Not a lot of things have gone right for Abercrombie & Fitch (ANF) lately. Teens, its target market, are strapped for cash these days and no longer keen on the retailer’s logo-laden clothes and six-pack abs. Thanks to a prescient real-estate strategy, however, Abercrombie may be able quietly to lower its profile.
The leases on almost two-thirds of its 840 U.S. stores expire before 2017, which means the apparel giant can morph into a smaller, more nimble brand fairly quickly and relatively cheaply. And kids these days are pretty adept at online shopping.
Indeed, Abercrombie isn’t wasting any time in the transition. The company said Thursday it would close 60 to 70 stores in the U.S. by the end of the year—all locations where its leases will run out.
And if its financial reports are any measure, it has plenty of underperforming locations to shut. Sales at stores open more than a year declined 11 percent in the recent quarter, continuing a swoon longer than two years. “[Direct-to-consumer] growth, especially internationally, is a key priority for us,” Abercrombie’s chief operating officer, Jonathan Ramsden, said on a conference call with analysts this morning.
Abercrombie has only 157 non-U.S. stores, and far less in the way of sunk costs. That gives it the freedom to cherry-pick areas where it can plant a flagship. For intance, its Hollister store in Dubai, open only a few months, now sells more apparel than any other outlet.

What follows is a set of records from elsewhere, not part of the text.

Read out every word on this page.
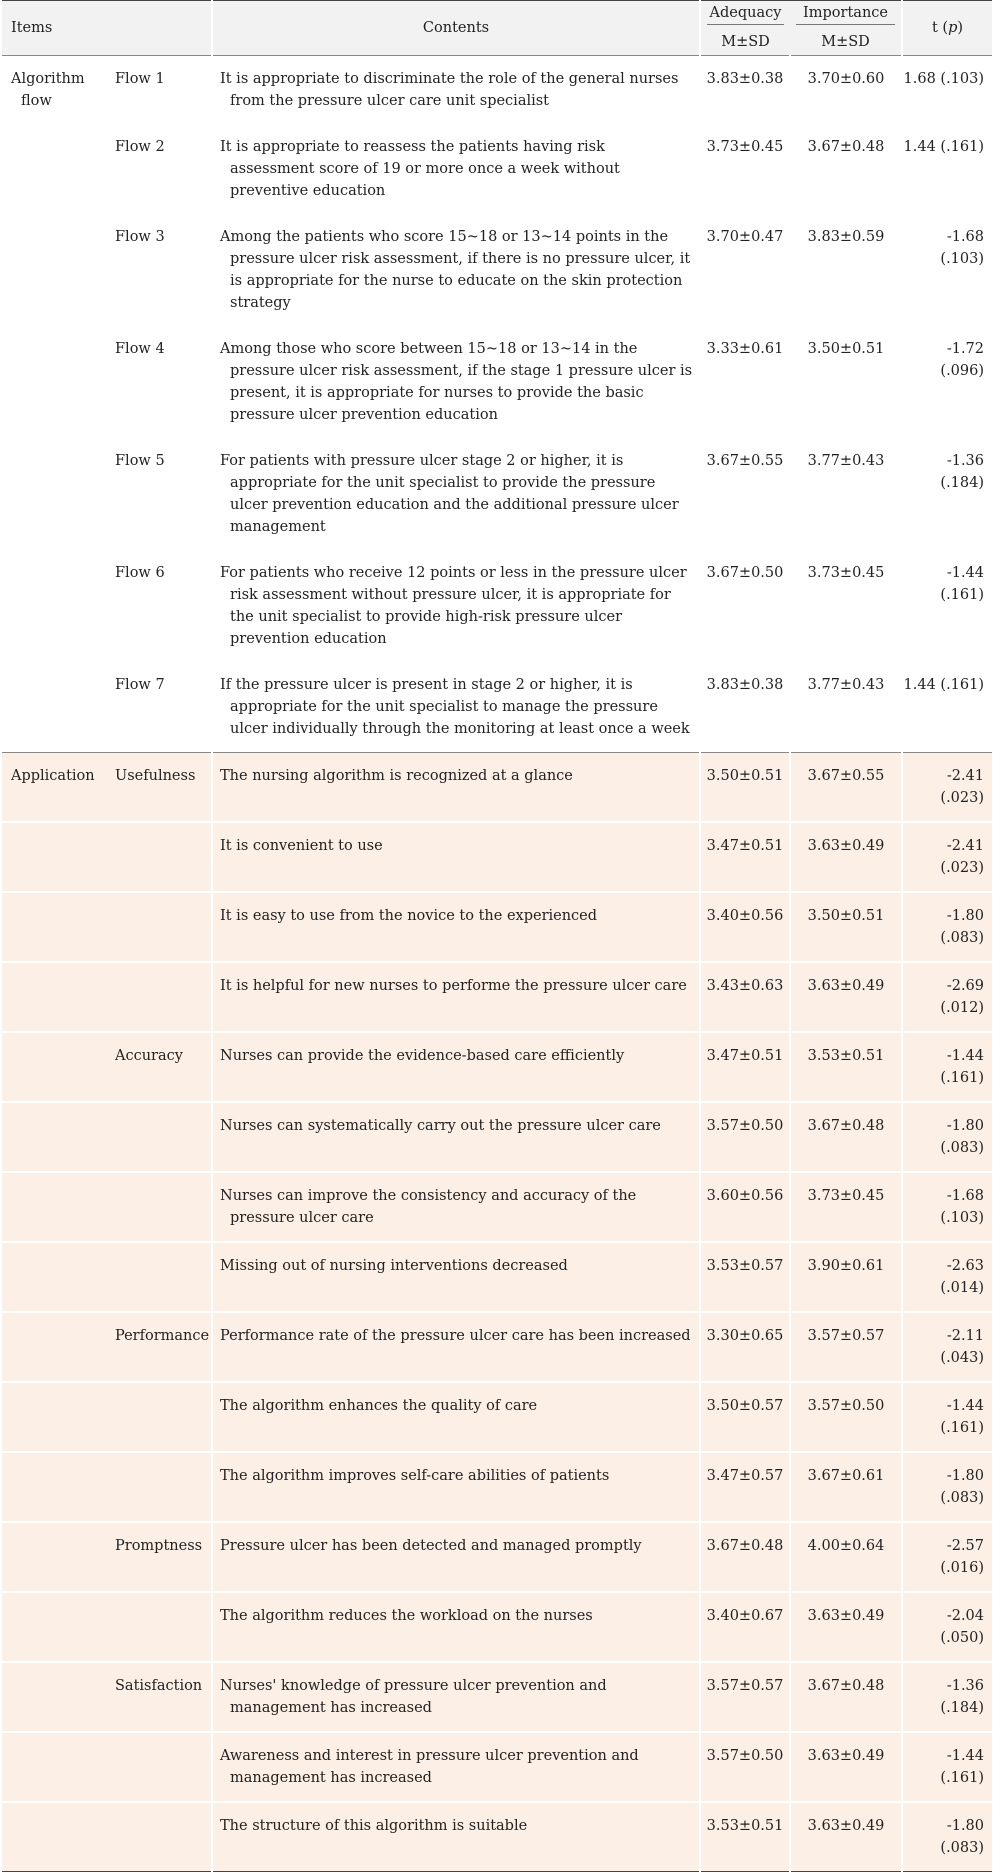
Items		Contents	Adequacy	Importance	t (p)
			M±SD	M±SD	
Algorithm
flow	Flow 1	It is appropriate to discriminate the role of the general nurses from the pressure ulcer care unit specialist	3.83±0.38	3.70±0.60	1.68 (.103)
	Flow 2	It is appropriate to reassess the patients having risk assessment score of 19 or more once a week without preventive education	3.73±0.45	3.67±0.48	1.44 (.161)
	Flow 3	Among the patients who score 15~18 or 13~14 points in the pressure ulcer risk assessment, if there is no pressure ulcer, it is appropriate for the nurse to educate on the skin protection strategy	3.70±0.47	3.83±0.59	-1.68 (.103)
	Flow 4	Among those who score between 15~18 or 13~14 in the pressure ulcer risk assessment, if the stage 1 pressure ulcer is present, it is appropriate for nurses to provide the basic pressure ulcer prevention education	3.33±0.61	3.50±0.51	-1.72 (.096)
	Flow 5	For patients with pressure ulcer stage 2 or higher, it is appropriate for the unit specialist to provide the pressure ulcer prevention education and the additional pressure ulcer management	3.67±0.55	3.77±0.43	-1.36 (.184)
	Flow 6	For patients who receive 12 points or less in the pressure ulcer risk assessment without pressure ulcer, it is appropriate for the unit specialist to provide high-risk pressure ulcer prevention education	3.67±0.50	3.73±0.45	-1.44 (.161)
	Flow 7	If the pressure ulcer is present in stage 2 or higher, it is appropriate for the unit specialist to manage the pressure ulcer individually through the monitoring at least once a week	3.83±0.38	3.77±0.43	1.44 (.161)
Application	Usefulness	The nursing algorithm is recognized at a glance	3.50±0.51	3.67±0.55	-2.41 (.023)

		It is convenient to use	3.47±0.51	3.63±0.49	-2.41 (.023)

		It is easy to use from the novice to the experienced	3.40±0.56	3.50±0.51	-1.80 (.083)

		It is helpful for new nurses to performe the pressure ulcer care	3.43±0.63	3.63±0.49	-2.69 (.012)
	Accuracy	Nurses can provide the evidence-based care efficiently	3.47±0.51	3.53±0.51	-1.44 (.161)

		Nurses can systematically carry out the pressure ulcer care	3.57±0.50	3.67±0.48	-1.80 (.083)

		Nurses can improve the consistency and accuracy of the pressure ulcer care	3.60±0.56	3.73±0.45	-1.68 (.103)

		Missing out of nursing interventions decreased	3.53±0.57	3.90±0.61	-2.63 (.014)
	Performance	Performance rate of the pressure ulcer care has been increased	3.30±0.65	3.57±0.57	-2.11 (.043)

		The algorithm enhances the quality of care	3.50±0.57	3.57±0.50	-1.44 (.161)

		The algorithm improves self-care abilities of patients	3.47±0.57	3.67±0.61	-1.80 (.083)
	Promptness	Pressure ulcer has been detected and managed promptly	3.67±0.48	4.00±0.64	-2.57 (.016)

		The algorithm reduces the workload on the nurses	3.40±0.67	3.63±0.49	-2.04 (.050)
	Satisfaction	Nurses' knowledge of pressure ulcer prevention and management has increased	3.57±0.57	3.67±0.48	-1.36 (.184)

		Awareness and interest in pressure ulcer prevention and management has increased	3.57±0.50	3.63±0.49	-1.44 (.161)

		The structure of this algorithm is suitable	3.53±0.51	3.63±0.49	-1.80 (.083)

Meanwhile, the less Abercrombie spends on leases, the more it can pour into marketing and pop-up events. This summer the company rented a beach house in Santa Monica, Calif., for its Hollister brand. For a few months, the site served as a concert venue, massive billboard, and social-media nerve center. The strategy is proven: If you need to curry favor with the kids, get them a pool that’s rad, or swag, or whatever they’re saying these days.